La ciudad en la colina de Segovia no es utópica; por el contrario, rezuma melancolía, desesperanza. Cuando regresamos de los supermercados en la salida hacia Soria, parados ante el semáforo, contemplamos el cementerio; y desde el salón de la tercera planta del edificio de mi abuelo, mausoleo en vida —o algo parecido—, contemplo el camposanto coronado por cipreses, árboles señeros que, incluso, otorgan título a novelas. El Santo Ángel se asemeja a fortaleza amurallada, con abordaje complicado, como si fuera aquel castillo de Kafka, inaccesible para el agrimensor. El camino en cuesta hasta la entrada del cementerio del Santo Ángel fatiga, tanto en lo físico como en lo emocional; y, se antoja vía crucis particular. En la casa de mis abuelos, hay una pintura enmarcada de las catorce estaciones, contiguas en óvalo; pero, ni me había percatado hasta hace unos meses. Por lo visto, perteneció a mi bisabuela. Un objeto colgado, olvidado, convertido por la circunstancia en premonitorio, al igual que el cuadro en relieve de la Última Cena que preside el comedor. ¿Estoy en un convento?
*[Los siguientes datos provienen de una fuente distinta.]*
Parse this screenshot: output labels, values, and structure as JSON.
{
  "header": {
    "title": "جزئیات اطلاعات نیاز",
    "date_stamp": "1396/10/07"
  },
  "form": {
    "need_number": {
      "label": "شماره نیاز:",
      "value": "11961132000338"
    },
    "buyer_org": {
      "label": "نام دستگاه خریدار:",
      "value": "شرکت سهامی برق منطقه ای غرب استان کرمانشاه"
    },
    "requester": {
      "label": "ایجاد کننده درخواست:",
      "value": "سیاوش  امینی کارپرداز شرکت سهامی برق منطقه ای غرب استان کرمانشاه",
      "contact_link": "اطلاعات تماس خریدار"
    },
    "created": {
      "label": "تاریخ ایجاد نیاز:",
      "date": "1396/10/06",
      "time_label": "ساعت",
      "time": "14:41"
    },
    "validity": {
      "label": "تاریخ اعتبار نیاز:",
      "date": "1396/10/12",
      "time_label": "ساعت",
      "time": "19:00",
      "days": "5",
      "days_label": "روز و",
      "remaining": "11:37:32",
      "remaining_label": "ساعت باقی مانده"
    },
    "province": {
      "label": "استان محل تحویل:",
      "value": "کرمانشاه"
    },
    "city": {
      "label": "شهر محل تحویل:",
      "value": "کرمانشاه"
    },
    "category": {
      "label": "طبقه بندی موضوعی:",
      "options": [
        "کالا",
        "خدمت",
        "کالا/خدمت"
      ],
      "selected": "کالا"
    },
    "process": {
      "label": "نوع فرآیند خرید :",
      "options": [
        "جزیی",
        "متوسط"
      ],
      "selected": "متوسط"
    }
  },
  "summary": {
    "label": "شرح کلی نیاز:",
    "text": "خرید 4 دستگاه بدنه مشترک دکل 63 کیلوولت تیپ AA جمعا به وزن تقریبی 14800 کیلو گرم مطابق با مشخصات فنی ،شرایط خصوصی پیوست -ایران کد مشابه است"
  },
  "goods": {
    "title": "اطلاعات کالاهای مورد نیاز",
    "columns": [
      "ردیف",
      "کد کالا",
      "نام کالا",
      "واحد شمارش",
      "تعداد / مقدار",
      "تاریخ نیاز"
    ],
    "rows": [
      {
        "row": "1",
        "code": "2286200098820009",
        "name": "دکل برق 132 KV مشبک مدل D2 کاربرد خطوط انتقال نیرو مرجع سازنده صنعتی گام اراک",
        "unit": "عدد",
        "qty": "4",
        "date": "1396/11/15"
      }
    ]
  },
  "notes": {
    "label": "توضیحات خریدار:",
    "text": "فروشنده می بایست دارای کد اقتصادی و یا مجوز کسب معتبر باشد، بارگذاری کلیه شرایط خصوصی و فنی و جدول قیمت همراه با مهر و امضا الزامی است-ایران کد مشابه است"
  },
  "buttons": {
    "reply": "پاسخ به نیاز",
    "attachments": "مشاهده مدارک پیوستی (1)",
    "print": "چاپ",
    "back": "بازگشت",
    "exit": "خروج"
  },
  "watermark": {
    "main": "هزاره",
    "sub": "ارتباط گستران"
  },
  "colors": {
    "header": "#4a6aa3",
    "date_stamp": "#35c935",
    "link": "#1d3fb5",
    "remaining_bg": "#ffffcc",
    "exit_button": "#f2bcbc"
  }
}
Me gusta la soledad de los cementerios; me aterra la aglomeración en los mismos. A raíz de la muerte temprana de mi padre, cuando yo tenía 17 años, visitamos el camposanto elevado sobre el acueducto en primero de noviembre. Qué desagradable cierta escena escatológica visualizada en el peregrinaje ascendente. Una vez dentro del cuadrilátero, encontramos a unos parientes de parientes; nunca los había visto antes y no los volví a ver. El tono repelente de aquella frase: “ay, hija, no me digas que enviudaste”.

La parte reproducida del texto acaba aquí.